An Abundant Life

Do you consider an abundant life as having everything you want or as appreciating everything you have?

One of the major challenges that people face in dealing with money and possessions is understanding the role God plays in finances. Do we really believe that God owns everything? Do we acknowledge that in our mind and know it in our heart and live it in our actions?

In Deuteronomy 10:14 we read, “Look, the heavens, even the highest heavens, belong to the LORD, your God, as well as the earth and everything on it.”

Psalm 24:1 tells us “The earth is the LORD’s and all it holds, the world and those who dwell in it.”

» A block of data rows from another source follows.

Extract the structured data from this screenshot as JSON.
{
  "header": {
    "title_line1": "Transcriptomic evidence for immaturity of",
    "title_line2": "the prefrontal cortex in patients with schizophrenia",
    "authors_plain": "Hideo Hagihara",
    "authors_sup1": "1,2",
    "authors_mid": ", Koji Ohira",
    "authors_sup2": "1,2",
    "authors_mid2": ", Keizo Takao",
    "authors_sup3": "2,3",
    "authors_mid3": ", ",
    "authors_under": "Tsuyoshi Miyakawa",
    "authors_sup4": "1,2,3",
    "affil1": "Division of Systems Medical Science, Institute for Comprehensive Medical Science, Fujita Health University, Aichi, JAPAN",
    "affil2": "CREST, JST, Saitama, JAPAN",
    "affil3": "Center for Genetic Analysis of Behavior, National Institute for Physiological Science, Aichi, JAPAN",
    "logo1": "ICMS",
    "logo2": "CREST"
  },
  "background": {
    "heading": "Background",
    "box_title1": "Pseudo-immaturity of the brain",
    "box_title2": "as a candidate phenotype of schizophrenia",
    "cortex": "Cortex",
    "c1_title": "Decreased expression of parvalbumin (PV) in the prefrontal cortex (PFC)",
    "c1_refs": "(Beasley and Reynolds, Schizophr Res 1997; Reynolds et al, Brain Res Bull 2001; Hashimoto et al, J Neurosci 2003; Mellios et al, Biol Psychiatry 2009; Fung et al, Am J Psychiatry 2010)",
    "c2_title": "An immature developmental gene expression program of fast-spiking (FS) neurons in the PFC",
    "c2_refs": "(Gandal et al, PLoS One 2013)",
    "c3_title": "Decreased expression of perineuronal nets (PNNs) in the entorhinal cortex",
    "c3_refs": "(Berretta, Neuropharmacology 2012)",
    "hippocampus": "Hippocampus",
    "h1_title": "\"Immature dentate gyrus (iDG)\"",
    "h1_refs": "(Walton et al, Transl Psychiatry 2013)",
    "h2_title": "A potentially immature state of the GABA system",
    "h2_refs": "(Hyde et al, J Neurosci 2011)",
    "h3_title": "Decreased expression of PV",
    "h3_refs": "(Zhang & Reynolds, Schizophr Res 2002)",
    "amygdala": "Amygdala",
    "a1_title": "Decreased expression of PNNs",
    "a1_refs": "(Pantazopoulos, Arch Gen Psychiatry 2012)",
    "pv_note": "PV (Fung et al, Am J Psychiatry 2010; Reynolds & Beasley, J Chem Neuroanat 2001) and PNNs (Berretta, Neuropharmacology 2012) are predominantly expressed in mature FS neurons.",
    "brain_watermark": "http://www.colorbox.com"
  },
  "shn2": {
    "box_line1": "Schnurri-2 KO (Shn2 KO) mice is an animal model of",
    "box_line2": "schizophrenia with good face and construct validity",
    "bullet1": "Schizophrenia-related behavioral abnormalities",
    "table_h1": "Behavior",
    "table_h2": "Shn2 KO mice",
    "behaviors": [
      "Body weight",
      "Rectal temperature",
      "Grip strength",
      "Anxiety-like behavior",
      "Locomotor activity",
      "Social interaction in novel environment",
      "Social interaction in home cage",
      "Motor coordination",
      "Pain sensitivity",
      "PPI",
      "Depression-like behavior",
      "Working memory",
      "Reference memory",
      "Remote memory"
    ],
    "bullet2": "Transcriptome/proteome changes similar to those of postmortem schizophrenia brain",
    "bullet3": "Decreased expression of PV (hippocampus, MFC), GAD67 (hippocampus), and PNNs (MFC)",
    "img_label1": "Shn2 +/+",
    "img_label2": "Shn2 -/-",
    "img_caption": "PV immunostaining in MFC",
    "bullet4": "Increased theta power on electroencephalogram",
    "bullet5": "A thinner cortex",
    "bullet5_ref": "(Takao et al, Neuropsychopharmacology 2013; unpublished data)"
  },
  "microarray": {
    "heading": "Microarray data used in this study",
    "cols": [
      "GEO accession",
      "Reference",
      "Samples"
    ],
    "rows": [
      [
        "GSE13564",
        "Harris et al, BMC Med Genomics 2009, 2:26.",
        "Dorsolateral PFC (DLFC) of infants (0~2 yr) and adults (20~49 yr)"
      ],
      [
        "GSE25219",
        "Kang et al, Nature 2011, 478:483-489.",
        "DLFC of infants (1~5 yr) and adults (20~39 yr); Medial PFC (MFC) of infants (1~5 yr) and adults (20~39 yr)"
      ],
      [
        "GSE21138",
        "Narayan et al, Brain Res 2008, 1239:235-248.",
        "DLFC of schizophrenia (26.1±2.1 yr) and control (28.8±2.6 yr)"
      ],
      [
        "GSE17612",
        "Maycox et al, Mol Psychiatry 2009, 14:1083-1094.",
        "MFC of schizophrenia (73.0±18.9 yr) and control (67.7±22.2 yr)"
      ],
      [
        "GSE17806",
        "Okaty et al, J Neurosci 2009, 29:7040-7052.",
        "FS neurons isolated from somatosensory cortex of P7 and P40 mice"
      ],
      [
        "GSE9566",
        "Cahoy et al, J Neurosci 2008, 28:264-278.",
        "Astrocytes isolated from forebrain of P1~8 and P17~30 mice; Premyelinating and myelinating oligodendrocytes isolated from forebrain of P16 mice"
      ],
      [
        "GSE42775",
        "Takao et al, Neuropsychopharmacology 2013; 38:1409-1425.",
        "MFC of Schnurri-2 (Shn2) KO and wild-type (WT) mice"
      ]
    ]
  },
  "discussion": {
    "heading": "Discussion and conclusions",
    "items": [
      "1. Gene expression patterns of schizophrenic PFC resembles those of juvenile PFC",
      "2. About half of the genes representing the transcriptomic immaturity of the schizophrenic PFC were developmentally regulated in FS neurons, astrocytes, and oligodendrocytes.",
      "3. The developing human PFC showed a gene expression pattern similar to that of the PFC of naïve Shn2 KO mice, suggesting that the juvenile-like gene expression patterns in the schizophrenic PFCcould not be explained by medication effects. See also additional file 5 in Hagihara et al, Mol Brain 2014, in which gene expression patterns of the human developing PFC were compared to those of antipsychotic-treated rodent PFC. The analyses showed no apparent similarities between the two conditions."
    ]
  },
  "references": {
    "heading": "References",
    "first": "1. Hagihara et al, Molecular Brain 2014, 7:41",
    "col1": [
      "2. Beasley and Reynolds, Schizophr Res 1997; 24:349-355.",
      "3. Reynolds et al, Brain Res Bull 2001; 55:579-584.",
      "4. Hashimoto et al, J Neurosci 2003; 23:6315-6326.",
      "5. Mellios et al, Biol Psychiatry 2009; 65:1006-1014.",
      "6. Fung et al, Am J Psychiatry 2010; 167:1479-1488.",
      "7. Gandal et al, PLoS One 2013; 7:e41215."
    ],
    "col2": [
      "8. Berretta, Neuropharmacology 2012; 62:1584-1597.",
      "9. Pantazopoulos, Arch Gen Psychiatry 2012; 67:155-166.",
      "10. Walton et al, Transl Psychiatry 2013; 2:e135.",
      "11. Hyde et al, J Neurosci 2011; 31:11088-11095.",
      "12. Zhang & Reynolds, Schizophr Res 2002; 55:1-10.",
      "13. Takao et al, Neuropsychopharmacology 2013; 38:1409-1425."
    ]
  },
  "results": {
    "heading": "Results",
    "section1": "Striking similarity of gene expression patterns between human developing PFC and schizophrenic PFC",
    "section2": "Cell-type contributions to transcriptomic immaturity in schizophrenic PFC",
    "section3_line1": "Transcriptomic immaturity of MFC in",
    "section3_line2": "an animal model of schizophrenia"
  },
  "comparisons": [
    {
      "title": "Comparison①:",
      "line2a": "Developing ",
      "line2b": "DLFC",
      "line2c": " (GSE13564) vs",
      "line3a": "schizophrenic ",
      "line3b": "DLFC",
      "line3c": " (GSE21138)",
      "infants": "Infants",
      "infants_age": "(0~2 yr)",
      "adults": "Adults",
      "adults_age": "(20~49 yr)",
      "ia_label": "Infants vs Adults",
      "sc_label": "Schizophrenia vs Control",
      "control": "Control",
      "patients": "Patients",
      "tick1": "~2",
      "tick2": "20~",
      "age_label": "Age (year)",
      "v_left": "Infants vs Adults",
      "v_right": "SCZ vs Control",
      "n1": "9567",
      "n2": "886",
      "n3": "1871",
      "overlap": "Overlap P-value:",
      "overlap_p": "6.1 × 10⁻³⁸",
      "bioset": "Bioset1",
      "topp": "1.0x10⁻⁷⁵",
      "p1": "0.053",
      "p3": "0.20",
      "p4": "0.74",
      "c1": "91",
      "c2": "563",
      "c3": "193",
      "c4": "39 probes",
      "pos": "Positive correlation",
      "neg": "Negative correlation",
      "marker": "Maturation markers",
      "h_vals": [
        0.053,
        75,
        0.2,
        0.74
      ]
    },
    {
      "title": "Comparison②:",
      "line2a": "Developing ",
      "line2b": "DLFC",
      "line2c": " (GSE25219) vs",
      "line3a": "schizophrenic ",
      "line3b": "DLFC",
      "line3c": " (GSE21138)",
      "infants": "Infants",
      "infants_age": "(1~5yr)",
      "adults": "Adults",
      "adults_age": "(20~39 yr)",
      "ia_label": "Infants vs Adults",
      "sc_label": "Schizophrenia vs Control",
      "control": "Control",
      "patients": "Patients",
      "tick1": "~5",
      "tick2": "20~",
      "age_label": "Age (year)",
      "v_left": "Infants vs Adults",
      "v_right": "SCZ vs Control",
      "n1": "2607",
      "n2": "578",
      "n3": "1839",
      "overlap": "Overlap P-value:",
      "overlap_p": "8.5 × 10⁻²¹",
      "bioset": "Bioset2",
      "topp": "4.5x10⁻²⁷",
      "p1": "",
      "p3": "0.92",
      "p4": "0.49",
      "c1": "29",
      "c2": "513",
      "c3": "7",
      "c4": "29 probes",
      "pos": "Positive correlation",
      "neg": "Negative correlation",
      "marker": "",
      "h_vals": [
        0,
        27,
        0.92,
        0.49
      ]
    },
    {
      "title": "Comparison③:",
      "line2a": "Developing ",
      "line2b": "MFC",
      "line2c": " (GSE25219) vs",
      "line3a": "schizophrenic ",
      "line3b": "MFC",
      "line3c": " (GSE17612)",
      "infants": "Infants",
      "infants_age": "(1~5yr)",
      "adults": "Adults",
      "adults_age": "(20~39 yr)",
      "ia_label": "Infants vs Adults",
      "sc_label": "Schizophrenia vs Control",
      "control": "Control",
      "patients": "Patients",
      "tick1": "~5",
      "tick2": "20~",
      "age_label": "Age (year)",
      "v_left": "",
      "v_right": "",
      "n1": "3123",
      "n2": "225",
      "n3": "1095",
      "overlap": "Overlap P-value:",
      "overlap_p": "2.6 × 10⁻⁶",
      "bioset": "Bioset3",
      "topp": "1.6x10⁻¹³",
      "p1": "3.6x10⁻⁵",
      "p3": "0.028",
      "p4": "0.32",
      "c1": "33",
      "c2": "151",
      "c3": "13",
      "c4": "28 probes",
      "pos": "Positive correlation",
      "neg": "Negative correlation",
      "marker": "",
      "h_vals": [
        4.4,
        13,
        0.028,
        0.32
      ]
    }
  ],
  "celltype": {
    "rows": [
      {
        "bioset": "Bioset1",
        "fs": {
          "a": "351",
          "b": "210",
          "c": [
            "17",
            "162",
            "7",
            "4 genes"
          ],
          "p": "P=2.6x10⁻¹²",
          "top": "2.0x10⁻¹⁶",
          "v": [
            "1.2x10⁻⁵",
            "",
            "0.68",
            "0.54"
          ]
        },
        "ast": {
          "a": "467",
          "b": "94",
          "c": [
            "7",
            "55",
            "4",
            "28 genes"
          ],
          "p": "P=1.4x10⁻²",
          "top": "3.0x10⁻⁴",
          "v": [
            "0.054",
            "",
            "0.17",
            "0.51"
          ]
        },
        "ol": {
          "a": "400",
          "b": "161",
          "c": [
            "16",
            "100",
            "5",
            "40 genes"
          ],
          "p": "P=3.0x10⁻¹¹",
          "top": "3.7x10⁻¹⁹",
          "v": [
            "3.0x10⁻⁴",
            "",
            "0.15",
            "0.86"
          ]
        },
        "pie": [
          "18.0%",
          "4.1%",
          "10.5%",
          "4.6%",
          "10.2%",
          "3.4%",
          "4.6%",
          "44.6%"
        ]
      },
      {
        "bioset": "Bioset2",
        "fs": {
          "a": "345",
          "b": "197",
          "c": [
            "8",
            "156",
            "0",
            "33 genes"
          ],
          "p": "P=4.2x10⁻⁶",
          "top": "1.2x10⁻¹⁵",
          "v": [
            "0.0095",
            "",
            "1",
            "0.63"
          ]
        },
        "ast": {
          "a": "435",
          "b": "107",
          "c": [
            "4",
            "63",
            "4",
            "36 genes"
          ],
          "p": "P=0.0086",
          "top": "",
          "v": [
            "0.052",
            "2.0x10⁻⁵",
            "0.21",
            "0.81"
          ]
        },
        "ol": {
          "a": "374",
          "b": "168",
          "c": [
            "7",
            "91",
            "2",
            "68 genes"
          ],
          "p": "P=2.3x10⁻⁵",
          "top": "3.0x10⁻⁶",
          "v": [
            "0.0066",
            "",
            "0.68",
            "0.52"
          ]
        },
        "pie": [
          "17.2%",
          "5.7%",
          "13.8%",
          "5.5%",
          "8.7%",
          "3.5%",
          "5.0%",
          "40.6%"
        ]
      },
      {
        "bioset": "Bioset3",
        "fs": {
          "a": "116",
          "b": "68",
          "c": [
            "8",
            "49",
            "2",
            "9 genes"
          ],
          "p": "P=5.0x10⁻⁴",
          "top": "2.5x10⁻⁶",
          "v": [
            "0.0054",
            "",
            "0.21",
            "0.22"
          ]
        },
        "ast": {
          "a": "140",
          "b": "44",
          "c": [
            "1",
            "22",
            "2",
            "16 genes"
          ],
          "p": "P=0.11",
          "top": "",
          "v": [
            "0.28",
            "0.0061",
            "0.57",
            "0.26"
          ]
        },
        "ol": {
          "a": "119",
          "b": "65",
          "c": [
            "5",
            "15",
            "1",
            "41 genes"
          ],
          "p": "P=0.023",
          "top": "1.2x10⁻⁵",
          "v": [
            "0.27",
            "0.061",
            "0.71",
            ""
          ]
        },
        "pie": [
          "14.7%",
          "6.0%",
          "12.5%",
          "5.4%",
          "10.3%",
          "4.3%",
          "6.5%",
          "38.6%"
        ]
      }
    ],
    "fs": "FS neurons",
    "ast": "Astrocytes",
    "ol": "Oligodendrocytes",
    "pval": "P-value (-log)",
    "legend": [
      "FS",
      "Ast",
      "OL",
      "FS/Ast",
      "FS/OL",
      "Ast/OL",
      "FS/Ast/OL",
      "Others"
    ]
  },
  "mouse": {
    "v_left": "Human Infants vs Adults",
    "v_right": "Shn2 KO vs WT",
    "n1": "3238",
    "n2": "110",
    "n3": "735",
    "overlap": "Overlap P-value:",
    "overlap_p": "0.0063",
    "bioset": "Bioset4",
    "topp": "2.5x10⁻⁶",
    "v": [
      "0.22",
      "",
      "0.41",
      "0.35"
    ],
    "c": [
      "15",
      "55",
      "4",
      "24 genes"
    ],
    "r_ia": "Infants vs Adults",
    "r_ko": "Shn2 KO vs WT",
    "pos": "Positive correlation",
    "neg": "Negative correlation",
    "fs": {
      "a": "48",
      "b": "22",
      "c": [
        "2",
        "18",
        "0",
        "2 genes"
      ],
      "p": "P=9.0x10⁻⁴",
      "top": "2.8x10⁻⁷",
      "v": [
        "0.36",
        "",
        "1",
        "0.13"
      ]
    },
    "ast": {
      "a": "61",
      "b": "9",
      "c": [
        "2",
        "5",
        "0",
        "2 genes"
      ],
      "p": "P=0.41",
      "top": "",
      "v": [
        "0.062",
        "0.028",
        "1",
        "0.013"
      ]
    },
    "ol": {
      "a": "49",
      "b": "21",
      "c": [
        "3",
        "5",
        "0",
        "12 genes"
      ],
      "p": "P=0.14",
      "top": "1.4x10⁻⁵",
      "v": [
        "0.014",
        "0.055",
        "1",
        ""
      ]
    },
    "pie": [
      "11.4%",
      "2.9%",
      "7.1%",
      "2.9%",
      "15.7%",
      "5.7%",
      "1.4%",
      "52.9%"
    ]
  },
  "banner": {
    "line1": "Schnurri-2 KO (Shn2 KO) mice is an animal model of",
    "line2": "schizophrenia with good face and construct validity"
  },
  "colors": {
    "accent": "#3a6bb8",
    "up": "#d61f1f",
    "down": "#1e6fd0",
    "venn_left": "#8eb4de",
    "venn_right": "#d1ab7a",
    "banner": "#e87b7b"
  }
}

The Bible even lists specific items the Lord owns. Psalm 50:10-12 declares, “For every animal of the forest is mine, beasts by the thousands on my mountains. I know every bird in the heights; whatever moves in the wild is mine. Were I hungry, I would not tell you, for mine is the world and all that fills it.”

The phrases “the earth and everything on it” and “The earth and all it holds” and “the world and all that fills it” don’t leave too much room for second guessing what God owns, does it?
God owns everything, and for us to actually live in a way that acknowledges God’s ownership can be an ongoing daily decision in our life. Once we acknowledge His ownership, every spending decision also becomes a spiritual decision.

When we believe that we are in control, we can become obsessed with money and possessions. We want more and bigger and better because that’s how the world tells us to live. But when we acknowledge that all the stuff we have really belongs to God, then we can put our money and possessions in the proper perspective. Money is simply stuff which we use to buy other stuff. It is not a measure of our success, importance, reputation or worth.

With God in control we can conquer the desire to be a “stuffaholic” and we can stop keeping score the way the world measures things. We can understand the difference between needs and wants and use our money to honor God in the way we give, save and spend.

We must live in a way that recognizes God’s ownership and Lordship. In the reading from Luke (14:33), we heard Jesus say that “None of you can be my disciple unless you give up everything that you have.”

Is Jesus saying that we have to give up our possessions? I don’t think so. The problem is that we tend to treat our things, our “stuff” with a level of importance that should be accorded only to God. We must renounce our “stuff” and stop focusing on the material things in our lives in order to focus on Jesus and the Kingdom of heaven.

Our Lord owns all things. He never transferred ownership to us. You may remember the verse from Genesis 1:28. After God created man and woman he blessed them and told them that they had dominion over the earth. One of the dictionary definitions of dominion is “power for a specific purpose within specified limits.” So there is a limit to our ownership and there is also a purpose for our ownership.

However, too many times we get so focused on money and possessions that we forget about the purpose and limits of our ownership. We spend our lives trying to find happiness. At every turn it seems that we could buy more happiness…if we just had a little more money, a bigger house, a newer car, a different job, a 60” flat screen TV, and on and on.

We forget that there is only one God and it isn’t spelled m-o-n-e-y!

In John 10:10 Jesus is quoted as saying, “…I came so that they might have life and have it more abundantly.” Jesus promised us an abundant life.

Finding happiness and true financial freedom begins with understanding authentic abundance and realizing it is something different than the size of our house, the kind of car we drive or the number of zeroes in the amount of money we have saved.

In explaining “an abundant life” it might be easier to describe what it isn’t. Constantly striving for wealth and material success won’t provide us with an abundant life. In fact, constantly striving for wealth and material success will probably cause you to experience a less abundant life!

An abundant life isn’t based on your accumulation of material wealth, but rather it is based on your attitude and love for your fellow man and what you actually do with the money and possessions you already have, no matter how much or how little.

Jesus promised us an abundant life. He never promised us an abundance of stuff. If you are content and have a heart for freely giving and sharing—first to the Lord and then to your brothers and sisters, you will have an abundant life.

Too many times what we hear is that we are supposed to have abundance IN life. However, if we can’t share what we have with our brothers and sisters; if our heart is not content with what we have, then we are bound for a life of striving for abundance, but we will never have an abundant life.

So many of us are tied to our material wealth that it can get in the way of our spiritual life. Our money possesses us, as we use it to achieve an abundance of material possessions, instead of us using our faith to achieve a truly abundant life.